Up to 1956 five families of Pogonophora had been defined by Ivanov, eighteen species being arranged in eight genera, as follows: Fam. Siboglinidae (Siboglinum); Fam. Oligobrachiidae (Oligobrachia, Birsteinia); Polybrachiidae (Polybrachia, Heptabrachia); Lamellisabellidae (Lamellisabella); Spirobrachiidae (Spirobrachia). Kirkegaard (1956) has since added a ninth genus, Galathealinum.

Systematic Position

Although Hartmann (1954) has suggested that Pogonophora may be no more than a heterogeneous artificial assemblage of aberrant Polychaeta, this view has not been supported. Ivanov himself (1954), after drawing attention to the distinctive characters shared by all known Pogonophora, considers that they should constitute an independent phylum (which he names Brachiata) diagnosed by the presence of vascular anterior tentacles, serving as respiratory and digestive organs.

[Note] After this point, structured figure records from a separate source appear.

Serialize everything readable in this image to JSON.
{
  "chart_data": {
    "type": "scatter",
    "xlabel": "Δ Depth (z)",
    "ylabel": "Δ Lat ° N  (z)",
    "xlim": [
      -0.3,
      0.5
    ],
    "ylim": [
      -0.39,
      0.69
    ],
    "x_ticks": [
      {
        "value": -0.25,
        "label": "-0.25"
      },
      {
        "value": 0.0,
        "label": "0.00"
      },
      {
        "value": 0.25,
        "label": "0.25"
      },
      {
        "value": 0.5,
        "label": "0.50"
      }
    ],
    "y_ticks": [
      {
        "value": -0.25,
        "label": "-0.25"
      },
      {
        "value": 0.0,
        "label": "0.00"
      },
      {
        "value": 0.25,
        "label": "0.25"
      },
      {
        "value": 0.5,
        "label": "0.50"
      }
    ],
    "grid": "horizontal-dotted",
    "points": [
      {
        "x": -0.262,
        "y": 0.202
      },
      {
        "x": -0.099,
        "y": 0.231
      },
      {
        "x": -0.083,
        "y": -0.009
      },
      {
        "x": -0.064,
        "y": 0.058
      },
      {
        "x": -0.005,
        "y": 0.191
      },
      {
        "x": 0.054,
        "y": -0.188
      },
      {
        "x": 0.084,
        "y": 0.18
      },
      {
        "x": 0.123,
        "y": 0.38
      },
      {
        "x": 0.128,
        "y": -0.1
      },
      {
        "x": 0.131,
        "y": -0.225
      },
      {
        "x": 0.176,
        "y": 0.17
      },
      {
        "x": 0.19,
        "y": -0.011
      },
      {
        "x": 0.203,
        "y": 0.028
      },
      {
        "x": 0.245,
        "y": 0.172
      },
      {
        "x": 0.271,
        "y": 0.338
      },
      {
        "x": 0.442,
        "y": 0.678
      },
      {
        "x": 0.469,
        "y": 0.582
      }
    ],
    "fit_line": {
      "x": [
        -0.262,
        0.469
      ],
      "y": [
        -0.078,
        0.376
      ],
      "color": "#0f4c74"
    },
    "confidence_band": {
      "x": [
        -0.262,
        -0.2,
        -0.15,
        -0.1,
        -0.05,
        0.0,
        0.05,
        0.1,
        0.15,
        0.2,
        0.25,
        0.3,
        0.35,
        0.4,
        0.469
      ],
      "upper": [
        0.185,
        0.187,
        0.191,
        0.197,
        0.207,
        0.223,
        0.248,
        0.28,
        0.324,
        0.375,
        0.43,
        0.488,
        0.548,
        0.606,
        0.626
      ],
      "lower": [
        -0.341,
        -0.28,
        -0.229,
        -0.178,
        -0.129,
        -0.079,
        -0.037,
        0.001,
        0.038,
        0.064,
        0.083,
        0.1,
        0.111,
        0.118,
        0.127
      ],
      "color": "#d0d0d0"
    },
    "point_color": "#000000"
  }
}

Jagersten (1956, 1957) regards the Pogonophora as a distinct group, perhaps related to but not members of the Enteropneusta. Although he admits the presence in the larva of setae of the annelid type, he points out that such setae occur also in Brachiopoda, and rejects Hartman's suggestion that Pogonophora are Polychaetes. After his discovery of the larval stage Jagersten (1957) re-examined the problem. He concluded that since the larva is 3-segmented, like its adult, it cannot be a modified Trochophore; a further argument against annelid affinities. He notes the vague resemblance of the larva to that of some Enteropneusta but, lacking information on the range of types of larvae or their possible specialisation, he sees no grounds for believing Enterpneusta and Pogonophora to be page 47 closely allied. Jagersten thus favours treating them as a distinct phylum, at least in the meantime.

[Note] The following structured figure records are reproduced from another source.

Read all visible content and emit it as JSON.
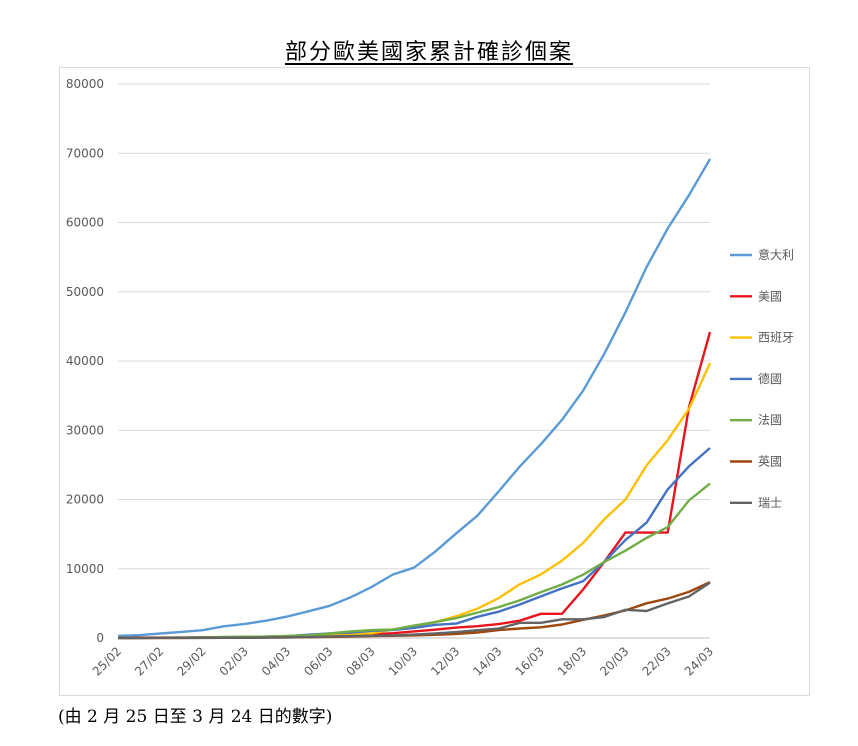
{
  "title": "部分歐美國家累計確診個案",
  "footnote": "(由 2 月 25 日至 3 月 24 日的數字)",
  "chart_data": {
    "type": "line",
    "title": "部分歐美國家累計確診個案",
    "ylim": [
      0,
      80000
    ],
    "yticks": [
      0,
      10000,
      20000,
      30000,
      40000,
      50000,
      60000,
      70000,
      80000
    ],
    "grid": true,
    "legend_position": "right",
    "x": [
      "25/02",
      "26/02",
      "27/02",
      "28/02",
      "29/02",
      "01/03",
      "02/03",
      "03/03",
      "04/03",
      "05/03",
      "06/03",
      "07/03",
      "08/03",
      "09/03",
      "10/03",
      "11/03",
      "12/03",
      "13/03",
      "14/03",
      "15/03",
      "16/03",
      "17/03",
      "18/03",
      "19/03",
      "20/03",
      "21/03",
      "22/03",
      "23/03",
      "24/03"
    ],
    "xtick_labels": [
      "25/02",
      "27/02",
      "29/02",
      "02/03",
      "04/03",
      "06/03",
      "08/03",
      "10/03",
      "12/03",
      "14/03",
      "16/03",
      "18/03",
      "20/03",
      "22/03",
      "24/03"
    ],
    "series": [
      {
        "name": "意大利",
        "color": "#5b9bd5",
        "values": [
          322,
          400,
          650,
          888,
          1128,
          1694,
          2036,
          2502,
          3089,
          3858,
          4636,
          5883,
          7375,
          9172,
          10149,
          12462,
          15113,
          17660,
          21157,
          24747,
          27980,
          31506,
          35713,
          41035,
          47021,
          53578,
          59138,
          63927,
          69176
        ]
      },
      {
        "name": "美國",
        "color": "#e8141e",
        "values": [
          50,
          55,
          60,
          62,
          68,
          72,
          90,
          110,
          150,
          220,
          320,
          420,
          540,
          700,
          960,
          1200,
          1500,
          1700,
          2000,
          2500,
          3500,
          3500,
          7000,
          11000,
          15219,
          15219,
          15219,
          33276,
          44183
        ]
      },
      {
        "name": "西班牙",
        "color": "#ffc000",
        "values": [
          3,
          9,
          13,
          30,
          45,
          84,
          120,
          165,
          228,
          282,
          401,
          525,
          674,
          1231,
          1695,
          2277,
          3146,
          4231,
          5753,
          7753,
          9191,
          11178,
          13716,
          17147,
          19980,
          24926,
          28572,
          33089,
          39673
        ]
      },
      {
        "name": "德國",
        "color": "#4472c4",
        "values": [
          16,
          18,
          26,
          48,
          79,
          130,
          159,
          196,
          262,
          482,
          670,
          799,
          1040,
          1176,
          1457,
          1908,
          2078,
          3062,
          3795,
          4838,
          6012,
          7156,
          8198,
          10999,
          14138,
          16662,
          21463,
          24774,
          27436
        ]
      },
      {
        "name": "法國",
        "color": "#70ad47",
        "values": [
          14,
          18,
          38,
          57,
          100,
          130,
          191,
          204,
          288,
          380,
          656,
          957,
          1134,
          1217,
          1792,
          2289,
          2876,
          3661,
          4469,
          5423,
          6633,
          7730,
          9134,
          10995,
          12612,
          14459,
          16018,
          19856,
          22302
        ]
      },
      {
        "name": "英國",
        "color": "#9e480e",
        "values": [
          13,
          13,
          15,
          20,
          23,
          36,
          40,
          51,
          85,
          115,
          163,
          206,
          273,
          321,
          373,
          456,
          590,
          798,
          1140,
          1372,
          1543,
          1950,
          2626,
          3269,
          3983,
          5018,
          5683,
          6650,
          8077
        ]
      },
      {
        "name": "瑞士",
        "color": "#636363",
        "values": [
          1,
          1,
          8,
          8,
          15,
          24,
          30,
          56,
          90,
          114,
          214,
          268,
          337,
          374,
          491,
          645,
          858,
          1125,
          1359,
          2200,
          2200,
          2700,
          2700,
          3028,
          4075,
          3900,
          5000,
          6000,
          8000
        ]
      }
    ]
  }
}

Acknowledgment: I wish to thank Dr. N. Danilow and Mr. S. Kustanowicz for translating passages from relevant Russian papers; Dr. Georgei Beliaev for drawing our attention to the Pogonophora; and Prof. G. Jagersten for data on Siboglinum ekmani.


Caullery, M., 1914—C.R.Acad.Sci. Paris, 158.

Dawydoff, C., 1948—Bull. Biol. France Belg., 82.

Hartmann, O., 1954—Syst. Zool. 3.

Ivanov, A. V., 1951—Doklady A. N. 76.

—— 1955— Ibid. 100 (1) 175-177.

Jagersten, G., 1956—Zoolog. Bidrag fr. Uppsala, 31, 211.

—— 1957— Ibid. 32, 67.

Johansson, K. E., 1937—Zool. Anz. 117.

Kirkegaard, J. B., 1956—Galathea Rpt. 2.

Zenkewitch, L. a., 1954—Union Intern. Sci. Biol., Ser.B., Pub. 16.